What’s a specific probabilistic theory, let alone a generalized one? In everyday, classical contexts, probabilities combine according to rules you know. Suppose you have a 90% chance of arriving in London-Heathrow Airport at 7:30 AM next Sunday. Suppose that, if you arrive in Heathrow at 7:30 AM, you’ll have a 70% chance of catching the 8:05 AM bus to Oxford. You have a probability 0.9 * 0.7 = 0.63 of arriving in Heathrow at 7:30 and catching the 8:05 bus. Why 0.9 * 0.7? Why not 0.90.7, or 0.9/(2 * 0.7)? How might probabilities combine, GPT researchers ask, and why do they combine as they do?

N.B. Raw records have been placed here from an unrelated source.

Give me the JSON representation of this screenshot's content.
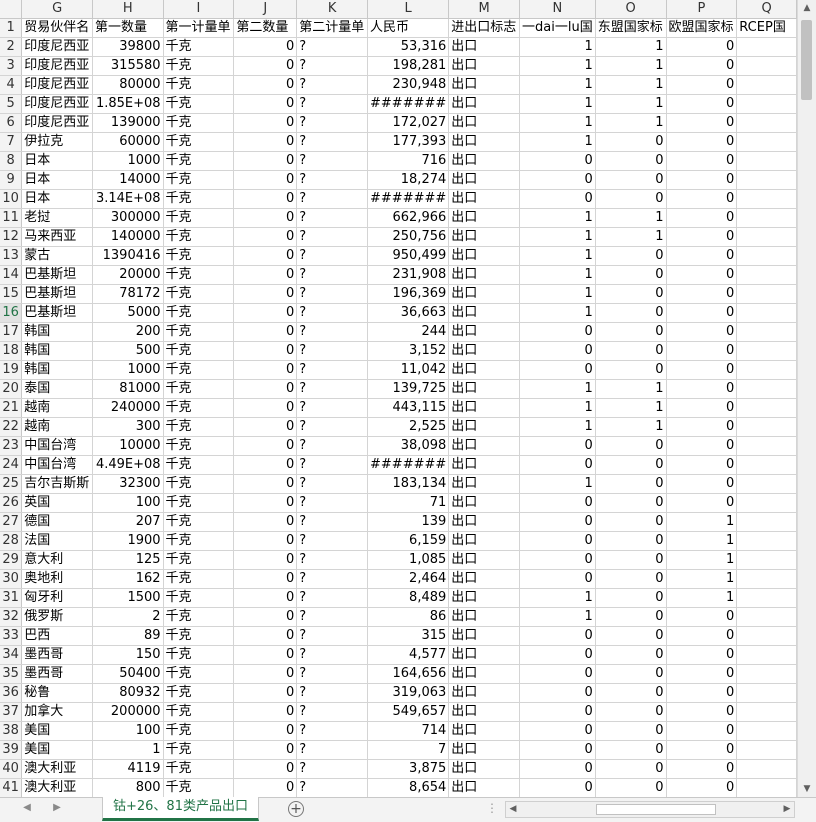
{
  "columns": [
    "G",
    "H",
    "I",
    "J",
    "K",
    "L",
    "M",
    "N",
    "O",
    "P",
    "Q"
  ],
  "header_row": {
    "row": "1",
    "cells": [
      "贸易伙伴名",
      "第一数量",
      "第一计量单",
      "第二数量",
      "第二计量单",
      "人民币",
      "进出口标志",
      "一dai一lu国",
      "东盟国家标",
      "欧盟国家标",
      "RCEP国"
    ]
  },
  "rows": [
    {
      "row": "2",
      "cells": [
        "印度尼西亚",
        "39800",
        "千克",
        "0",
        "?",
        "53,316",
        "出口",
        "1",
        "1",
        "0",
        ""
      ]
    },
    {
      "row": "3",
      "cells": [
        "印度尼西亚",
        "315580",
        "千克",
        "0",
        "?",
        "198,281",
        "出口",
        "1",
        "1",
        "0",
        ""
      ]
    },
    {
      "row": "4",
      "cells": [
        "印度尼西亚",
        "80000",
        "千克",
        "0",
        "?",
        "230,948",
        "出口",
        "1",
        "1",
        "0",
        ""
      ]
    },
    {
      "row": "5",
      "cells": [
        "印度尼西亚",
        "1.85E+08",
        "千克",
        "0",
        "?",
        "#######",
        "出口",
        "1",
        "1",
        "0",
        ""
      ]
    },
    {
      "row": "6",
      "cells": [
        "印度尼西亚",
        "139000",
        "千克",
        "0",
        "?",
        "172,027",
        "出口",
        "1",
        "1",
        "0",
        ""
      ]
    },
    {
      "row": "7",
      "cells": [
        "伊拉克",
        "60000",
        "千克",
        "0",
        "?",
        "177,393",
        "出口",
        "1",
        "0",
        "0",
        ""
      ]
    },
    {
      "row": "8",
      "cells": [
        "日本",
        "1000",
        "千克",
        "0",
        "?",
        "716",
        "出口",
        "0",
        "0",
        "0",
        ""
      ]
    },
    {
      "row": "9",
      "cells": [
        "日本",
        "14000",
        "千克",
        "0",
        "?",
        "18,274",
        "出口",
        "0",
        "0",
        "0",
        ""
      ]
    },
    {
      "row": "10",
      "cells": [
        "日本",
        "3.14E+08",
        "千克",
        "0",
        "?",
        "#######",
        "出口",
        "0",
        "0",
        "0",
        ""
      ]
    },
    {
      "row": "11",
      "cells": [
        "老挝",
        "300000",
        "千克",
        "0",
        "?",
        "662,966",
        "出口",
        "1",
        "1",
        "0",
        ""
      ]
    },
    {
      "row": "12",
      "cells": [
        "马来西亚",
        "140000",
        "千克",
        "0",
        "?",
        "250,756",
        "出口",
        "1",
        "1",
        "0",
        ""
      ]
    },
    {
      "row": "13",
      "cells": [
        "蒙古",
        "1390416",
        "千克",
        "0",
        "?",
        "950,499",
        "出口",
        "1",
        "0",
        "0",
        ""
      ]
    },
    {
      "row": "14",
      "cells": [
        "巴基斯坦",
        "20000",
        "千克",
        "0",
        "?",
        "231,908",
        "出口",
        "1",
        "0",
        "0",
        ""
      ]
    },
    {
      "row": "15",
      "cells": [
        "巴基斯坦",
        "78172",
        "千克",
        "0",
        "?",
        "196,369",
        "出口",
        "1",
        "0",
        "0",
        ""
      ]
    },
    {
      "row": "16",
      "cells": [
        "巴基斯坦",
        "5000",
        "千克",
        "0",
        "?",
        "36,663",
        "出口",
        "1",
        "0",
        "0",
        ""
      ]
    },
    {
      "row": "17",
      "cells": [
        "韩国",
        "200",
        "千克",
        "0",
        "?",
        "244",
        "出口",
        "0",
        "0",
        "0",
        ""
      ]
    },
    {
      "row": "18",
      "cells": [
        "韩国",
        "500",
        "千克",
        "0",
        "?",
        "3,152",
        "出口",
        "0",
        "0",
        "0",
        ""
      ]
    },
    {
      "row": "19",
      "cells": [
        "韩国",
        "1000",
        "千克",
        "0",
        "?",
        "11,042",
        "出口",
        "0",
        "0",
        "0",
        ""
      ]
    },
    {
      "row": "20",
      "cells": [
        "泰国",
        "81000",
        "千克",
        "0",
        "?",
        "139,725",
        "出口",
        "1",
        "1",
        "0",
        ""
      ]
    },
    {
      "row": "21",
      "cells": [
        "越南",
        "240000",
        "千克",
        "0",
        "?",
        "443,115",
        "出口",
        "1",
        "1",
        "0",
        ""
      ]
    },
    {
      "row": "22",
      "cells": [
        "越南",
        "300",
        "千克",
        "0",
        "?",
        "2,525",
        "出口",
        "1",
        "1",
        "0",
        ""
      ]
    },
    {
      "row": "23",
      "cells": [
        "中国台湾",
        "10000",
        "千克",
        "0",
        "?",
        "38,098",
        "出口",
        "0",
        "0",
        "0",
        ""
      ]
    },
    {
      "row": "24",
      "cells": [
        "中国台湾",
        "4.49E+08",
        "千克",
        "0",
        "?",
        "#######",
        "出口",
        "0",
        "0",
        "0",
        ""
      ]
    },
    {
      "row": "25",
      "cells": [
        "吉尔吉斯斯",
        "32300",
        "千克",
        "0",
        "?",
        "183,134",
        "出口",
        "1",
        "0",
        "0",
        ""
      ]
    },
    {
      "row": "26",
      "cells": [
        "英国",
        "100",
        "千克",
        "0",
        "?",
        "71",
        "出口",
        "0",
        "0",
        "0",
        ""
      ]
    },
    {
      "row": "27",
      "cells": [
        "德国",
        "207",
        "千克",
        "0",
        "?",
        "139",
        "出口",
        "0",
        "0",
        "1",
        ""
      ]
    },
    {
      "row": "28",
      "cells": [
        "法国",
        "1900",
        "千克",
        "0",
        "?",
        "6,159",
        "出口",
        "0",
        "0",
        "1",
        ""
      ]
    },
    {
      "row": "29",
      "cells": [
        "意大利",
        "125",
        "千克",
        "0",
        "?",
        "1,085",
        "出口",
        "0",
        "0",
        "1",
        ""
      ]
    },
    {
      "row": "30",
      "cells": [
        "奥地利",
        "162",
        "千克",
        "0",
        "?",
        "2,464",
        "出口",
        "0",
        "0",
        "1",
        ""
      ]
    },
    {
      "row": "31",
      "cells": [
        "匈牙利",
        "1500",
        "千克",
        "0",
        "?",
        "8,489",
        "出口",
        "1",
        "0",
        "1",
        ""
      ]
    },
    {
      "row": "32",
      "cells": [
        "俄罗斯",
        "2",
        "千克",
        "0",
        "?",
        "86",
        "出口",
        "1",
        "0",
        "0",
        ""
      ]
    },
    {
      "row": "33",
      "cells": [
        "巴西",
        "89",
        "千克",
        "0",
        "?",
        "315",
        "出口",
        "0",
        "0",
        "0",
        ""
      ]
    },
    {
      "row": "34",
      "cells": [
        "墨西哥",
        "150",
        "千克",
        "0",
        "?",
        "4,577",
        "出口",
        "0",
        "0",
        "0",
        ""
      ]
    },
    {
      "row": "35",
      "cells": [
        "墨西哥",
        "50400",
        "千克",
        "0",
        "?",
        "164,656",
        "出口",
        "0",
        "0",
        "0",
        ""
      ]
    },
    {
      "row": "36",
      "cells": [
        "秘鲁",
        "80932",
        "千克",
        "0",
        "?",
        "319,063",
        "出口",
        "0",
        "0",
        "0",
        ""
      ]
    },
    {
      "row": "37",
      "cells": [
        "加拿大",
        "200000",
        "千克",
        "0",
        "?",
        "549,657",
        "出口",
        "0",
        "0",
        "0",
        ""
      ]
    },
    {
      "row": "38",
      "cells": [
        "美国",
        "100",
        "千克",
        "0",
        "?",
        "714",
        "出口",
        "0",
        "0",
        "0",
        ""
      ]
    },
    {
      "row": "39",
      "cells": [
        "美国",
        "1",
        "千克",
        "0",
        "?",
        "7",
        "出口",
        "0",
        "0",
        "0",
        ""
      ]
    },
    {
      "row": "40",
      "cells": [
        "澳大利亚",
        "4119",
        "千克",
        "0",
        "?",
        "3,875",
        "出口",
        "0",
        "0",
        "0",
        ""
      ]
    },
    {
      "row": "41",
      "cells": [
        "澳大利亚",
        "800",
        "千克",
        "0",
        "?",
        "8,654",
        "出口",
        "0",
        "0",
        "0",
        ""
      ]
    }
  ],
  "selected_row": "16",
  "sheet_tab": {
    "label": "钴+26、81类产品出口"
  },
  "add_sheet_label": "+",
  "nav_prev": "◀",
  "nav_next": "▶",
  "dots": "⋮",
  "vscroll": {
    "up": "▲",
    "down": "▼"
  },
  "hscroll": {
    "left": "◀",
    "right": "▶"
  },
  "colors": {
    "accent": "#217346",
    "header_bg": "#f3f3f3",
    "gridline": "#d4d4d4"
  }
}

Not that, in GPTs, probabilities combine as in 0.9/(2 * 0.7). Consider the 0.9/(2 * 0.7) plucked from a daydream inspired by this City of Dreaming Spires. But probabilities do combine in ways we wouldn’t expect. By entangling two particles, separating them, and measuring one, you immediately change the probability that a measurement of Particle 2 yields some outcome. John Bell explored, and experimentalists have checked, statistics generated by entanglement. These statistics disobey rules that govern Heathrow-and-bus statistics. As do entanglement statistics, so do effects of quantum phenomena like discord, negative Wigner functions, and weak measurements. Quantum theory and its contrast with classicality force us to reconsider probability.

Quantum theory, as the saying goes, is weird. “Old hat,” followers of this blog should scoff. “I knew that as a wee lass/lad in junior school.” Point taken, my well-informed (apparently northern-British) friends. But quantum theory could be weirder. As two of many GPTs, quantum and classical theories remind me of the patterns formed by bricks in Keble College. Keble is an Oxford institution near my office. Across the college’s mostly-red brick walls, yellow bricks zigzag, white bricks weave lattices, and black bricks polka-dot the white. Like quantum and classical theories, Keble’s brickwork is unique. It characterizes our world. But the polka-dots could have been mauve.

Keble

Keble College

Rival GPTs include Boxworld, which encodes correlations stronger than entanglement. Boxworld’s name derives from the square that illustrates phenomena that can exist in Boxworld. Just as biologists illustrate evolution—who descended from whom, what has a spine, and so on—with a phylogenetic tree, GPT researchers illustrate probabilistic phenomena with shapes. In classical theory, phenomena form triangular pyramids; in quantum theory, spheres. Like geometry, the Second Law of Thermodynamics (information’s tendency to decay) might distinguish classical and quantum theories from their cousins. No Signaling (information’s inability to outrace light) unites the family.

Why don’t cousins describe superconductors and the likelihood of your catching a bus? I don’t know. Other researchers have learned how probabilities could and do behave. I haven’t puzzled out even mundane manifestations of “could” and “do”—how palm trees crown Pasadena while spires cap England; how jeans dominate California while academic gowns crowd Oxford; and how I walk home, after a day crammed with quantum probabilities, on bricks older than my country.

Windows into other worlds, indeed.

N.B. GPTs differ from the many-worlds interpretation of quantum mechanics.

With gratitude to Jon Barrett and Oscar Dahlsten for their hospitality and their explanations of GPTs; to Vlatko Vedral and his group for sharing their offices and good cheer; and to Andrew Garner for insights into GPTs and more.